[comp.arch] SUN procedure inlining - Dhrystone numbers

schmitz@fas.ri.cmu.edu (Donald Schmitz) (04/05/89)

I wrote:
>I could easily write a strcmp and strcpy .il file and compile the source 
>(Dhrystone) with them.

For the fun of it, I did this.  I actually assembly coded strcpy() and
strcmp() myself, as I couldn't find SUN's sources for them - I'm assuming
SUN did at least as I good as I did in a half hour's effort.  As someone
else mentioned, the compiler does a better job on inlining than I
remembered, it eliminates most argument passing overhead as well as the
subroutine startup overhead. Also, I used only scratch registers a0, a1, d0
and d1, eliminating the need to save and restore registers.  If there is any
interest, I can post the inline sources.  Following are the numbers I got on
a SUN3/60, /160, and /260.  The benchmark is Dhrystone version 2.0, sources
taken from the net a while back (I guess 2.1 is out, but the numbers should
still mean something in a relative sense), I used 100000 iterations, and the
results listed are the best of 3 runs.  All runs were done with the -O
switch, the results include runs with and without register declarations.

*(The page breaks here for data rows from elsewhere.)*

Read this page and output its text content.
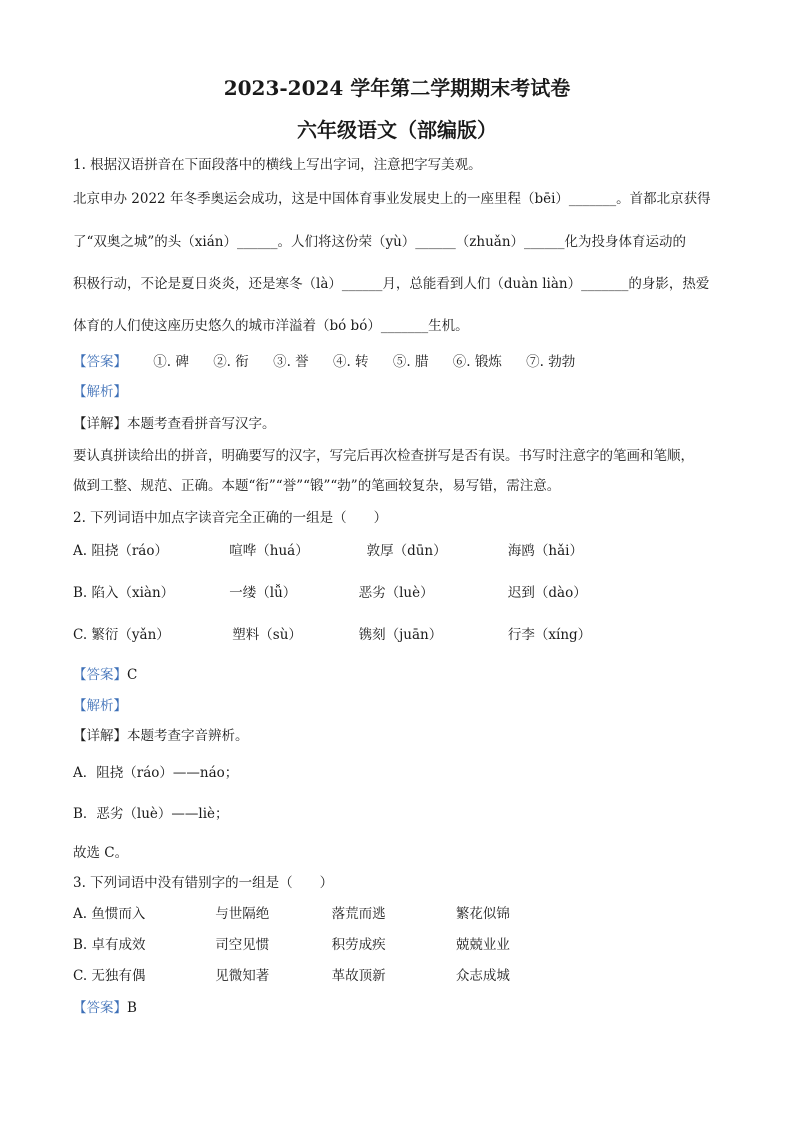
2023-2024 学年第二学期期末考试卷
六年级语文（部编版）
1. 根据汉语拼音在下面段落中的横线上写出字词，注意把字写美观。
北京申办 2022 年冬季奥运会成功，这是中国体育事业发展史上的一座里程（bēi）_______。首都北京获得
了“双奥之城”的头（xián）______。人们将这份荣（yù）______（zhuǎn）______化为投身体育运动的
积极行动，不论是夏日炎炎，还是寒冬（là）______月，总能看到人们（duàn liàn）_______的身影，热爱
体育的人们使这座历史悠久的城市洋溢着（bó bó）_______生机。
【答案】 ①. 碑 ②. 衔 ③. 誉 ④. 转 ⑤. 腊 ⑥. 锻炼 ⑦. 勃勃
【解析】
【详解】本题考查看拼音写汉字。
要认真拼读给出的拼音，明确要写的汉字，写完后再次检查拼写是否有误。书写时注意字的笔画和笔顺，
做到工整、规范、正确。本题“衔”“誉”“锻”“勃”的笔画较复杂，易写错，需注意。
2. 下列词语中加点字读音完全正确的一组是（　　）
A. 阻挠（ráo）	喧哗（huá）	敦厚（dūn）	海鸥（hǎi）
B. 陷入（xiàn）	一缕（lǚ）	恶劣（luè）	迟到（dào）
C. 繁衍（yǎn）	塑料（sù）	镌刻（juān）	行李（xíng）
【答案】C
【解析】
【详解】本题考查字音辨析。
A．阻挠（ráo）——náo；
B．恶劣（luè）——liè；
故选 C。
3. 下列词语中没有错别字的一组是（　　）
A. 鱼惯而入	与世隔绝	落荒而逃	繁花似锦
B. 卓有成效	司空见惯	积劳成疾	兢兢业业
C. 无独有偶	见微知著	革故顶新	众志成城
【答案】B
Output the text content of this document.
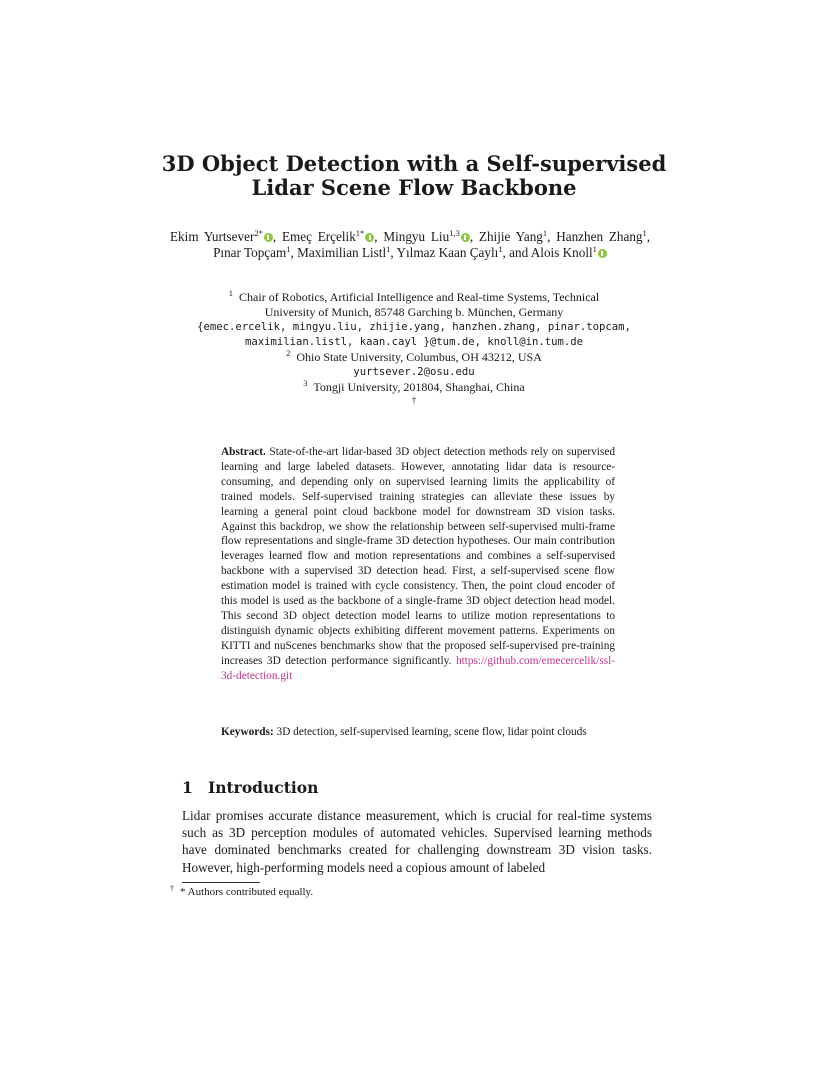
3D Object Detection with a Self-supervised
Lidar Scene Flow Backbone
Ekim Yurtsever$^{2*}$ , Emeç Erçelik$^{1*}$ , Mingyu Liu$^{1,3}$ , Zhijie Yang$^1$, Hanzhen Zhang$^1$, Pınar Topçam$^1$, Maximilian Listl$^1$, Yılmaz Kaan Çaylı$^1$, and Alois Knoll$^1$
$^1$ Chair of Robotics, Artificial Intelligence and Real-time Systems, Technical
University of Munich, 85748 Garching b. München, Germany
{emec.ercelik, mingyu.liu, zhijie.yang, hanzhen.zhang, pinar.topcam,
maximilian.listl, kaan.cayl }@tum.de, knoll@in.tum.de
$^2$ Ohio State University, Columbus, OH 43212, USA
yurtsever.2@osu.edu
$^3$ Tongji University, 201804, Shanghai, China
†
Abstract. State-of-the-art lidar-based 3D object detection methods rely on supervised learning and large labeled datasets. However, annotating lidar data is resource-consuming, and depending only on supervised learning limits the applicability of trained models. Self-supervised training strategies can alleviate these issues by learning a general point cloud backbone model for downstream 3D vision tasks. Against this backdrop, we show the relationship between self-supervised multi-frame flow representations and single-frame 3D detection hypotheses. Our main contribution leverages learned flow and motion representations and combines a self-supervised backbone with a supervised 3D detection head. First, a self-supervised scene flow estimation model is trained with cycle consistency. Then, the point cloud encoder of this model is used as the backbone of a single-frame 3D object detection head model. This second 3D object detection model learns to utilize motion representations to distinguish dynamic objects exhibiting different movement patterns. Experiments on KITTI and nuScenes benchmarks show that the proposed self-supervised pre-training increases 3D detection performance significantly. https://github.com/emecercelik/ssl-3d-detection.git
Keywords: 3D detection, self-supervised learning, scene flow, lidar point clouds
1 Introduction
Lidar promises accurate distance measurement, which is crucial for real-time systems such as 3D perception modules of automated vehicles. Supervised learning methods have dominated benchmarks created for challenging downstream 3D vision tasks. However, high-performing models need a copious amount of labeled
† * Authors contributed equally.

Machine/		3/60		3/160		3/260
CC Options

wo regs, no inline	3338		2947		5882
wo regs, inline on	3462		3061		6090
w regs, no inline	3722		3264		6472
w regs, inline on	3934		3391		6696

Bottom line, there is an ~4% speedup in all cases using the inline mode.
This probably only matters if you are a real-time hacker (me), or write
advertizing copy, but it is a nice feature to have.  All that is missing
(anyone at SUN listening) is a compiler switch to generate .il files 
directly from .c files.

Don Schmitz
--